Endometritis, defined as inflammation of the inner mucous membrane in the uterus, is a condition observed in domestic animals. In dairy cattle, it often occurs postpartum, where bacteria of different species enter the uterus and cause an infection. The association between endometritis and embryonic mortality was considerable, as 50 % (8/16, Table 2) of all cases of embryonic mortality also was accompanied by microscopically confirmed endometritis. In addition, the risk of endometritis (and embryonic mortality) seems to increase with age. It is known from domestic animals that embryos do not survive in uteri with endometritis. In the present study, the aerobic culturing of samples from uteri was negative. Hence, the cause of endometritis in the sampled female moose was not fully elucidated but may include an anaerobic bacterial infection introduced at mating or after mating. In the latter case, bacteria can ascend from the vagina into the uterus in females where the neck of the uterus (cervix uteri) does not function as a proper barrier. To our knowledge, endometritis has never been reported in wild cervids. McShea et al. (1997) reported endometritis in a captive white-tailed deer, which had been given immunocontraceptives. The considerably high presence of endometritis in moose in the present study indicates that this condition most likely is underdiagnosed in other ungulates.

Moose productivity estimation

The use of estimation of productivity (reproductive rates) of moose populations by ovulation rates is common in Scandinavia and North America (Ferguson et al. 2000; Saether and Haagenrud 1985; Sand and Cederlund 1996; Simkin 1965). However, based on the high rate of early reproductive failure seen in the present study, an overestimation of future numbers of offspring is possible. Though rarely reported, (Schwartz and Hundertmark 1993) fetal loss must also be considered, which if occurring, affects future offspring numbers in a population.

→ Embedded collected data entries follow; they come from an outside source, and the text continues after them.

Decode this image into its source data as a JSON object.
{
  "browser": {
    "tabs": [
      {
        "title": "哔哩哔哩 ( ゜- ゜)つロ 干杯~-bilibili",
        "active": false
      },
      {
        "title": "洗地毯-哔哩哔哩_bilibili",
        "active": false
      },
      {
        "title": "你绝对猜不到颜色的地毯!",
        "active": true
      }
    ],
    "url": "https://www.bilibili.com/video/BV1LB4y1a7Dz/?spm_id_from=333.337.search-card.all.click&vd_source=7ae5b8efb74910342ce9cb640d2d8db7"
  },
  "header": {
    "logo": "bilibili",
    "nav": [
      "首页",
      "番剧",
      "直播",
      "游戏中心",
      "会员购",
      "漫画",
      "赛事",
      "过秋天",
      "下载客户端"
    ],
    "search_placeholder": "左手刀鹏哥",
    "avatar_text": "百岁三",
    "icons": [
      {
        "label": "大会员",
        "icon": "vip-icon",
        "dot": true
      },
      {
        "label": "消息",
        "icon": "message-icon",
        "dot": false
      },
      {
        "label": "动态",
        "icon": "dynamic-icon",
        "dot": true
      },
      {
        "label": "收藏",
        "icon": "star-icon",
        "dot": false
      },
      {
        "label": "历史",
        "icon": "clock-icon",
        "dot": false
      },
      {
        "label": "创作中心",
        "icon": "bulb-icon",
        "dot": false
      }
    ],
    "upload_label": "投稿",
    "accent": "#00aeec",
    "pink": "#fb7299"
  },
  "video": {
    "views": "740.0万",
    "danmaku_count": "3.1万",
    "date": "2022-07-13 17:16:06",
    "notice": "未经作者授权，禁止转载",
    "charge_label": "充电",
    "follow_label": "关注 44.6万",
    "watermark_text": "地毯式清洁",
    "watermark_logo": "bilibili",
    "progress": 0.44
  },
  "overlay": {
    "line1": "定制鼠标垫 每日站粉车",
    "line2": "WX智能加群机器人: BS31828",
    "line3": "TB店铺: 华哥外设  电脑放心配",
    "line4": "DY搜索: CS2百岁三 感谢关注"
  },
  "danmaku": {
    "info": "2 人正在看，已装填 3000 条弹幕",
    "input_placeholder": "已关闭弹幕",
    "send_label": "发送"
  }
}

Causes of embryonic mortality

The reasons for the embryonic mortality in the present study are most likely multifactorial and could include impaired quality of the oocyte or spermatozoa at fertilization as well as an inadequate maternal recognition of pregnancy. In sheep, the rate of very early losses (until the early embryonic stage) is approximately 5–10 %, which is considered acceptable from a management point of view (Diskin and Morris 2008). However, in lactating dairy cows, the loss rate has been reported to be around 20 %, where the marked increase in milk yield over the past 40 years, has been accompanied by a decrease in fertility (Diskin and Morris 2008). Understandably, this relationship is not applicable for moose in the wild, and hence the causes are of another nature. Uterine malformations as a cause of embryo mortality were not identified in the present study, and chromosomal aberrations, which can lead to early embryonic mortality (Diskin and Morris 2008), were not investigated in the dead embryos of the present study. A temporal effect (year of sampling) of embryonic mortality was shown in the present study, where the proportion of females with embryonic mortality differed between years. This effect is likely due to annual differences in the age structure of sampled moose.

Conclusion

In conclusion, we verified our hypothesis stating that loss of ova is not only attributed to unfertilization of oocytes (ova loss) but also dependent on embryo mortality and survival. Also, we verified the second hypothesis and showed that there is a discrepancy between ovulation rates and embryo survival rates.

Ovulation rates in moose are substantially higher than the actual proportion of normally developed embryos in the uterus due to embryonic mortality and unfertilized oocytes. This should be taken into consideration when trying to estimate moose population productivity for management purposes. Reproductive tract investigations solely focusing on the presence of corpora lutea may lead to misinterpretations of moose productivity.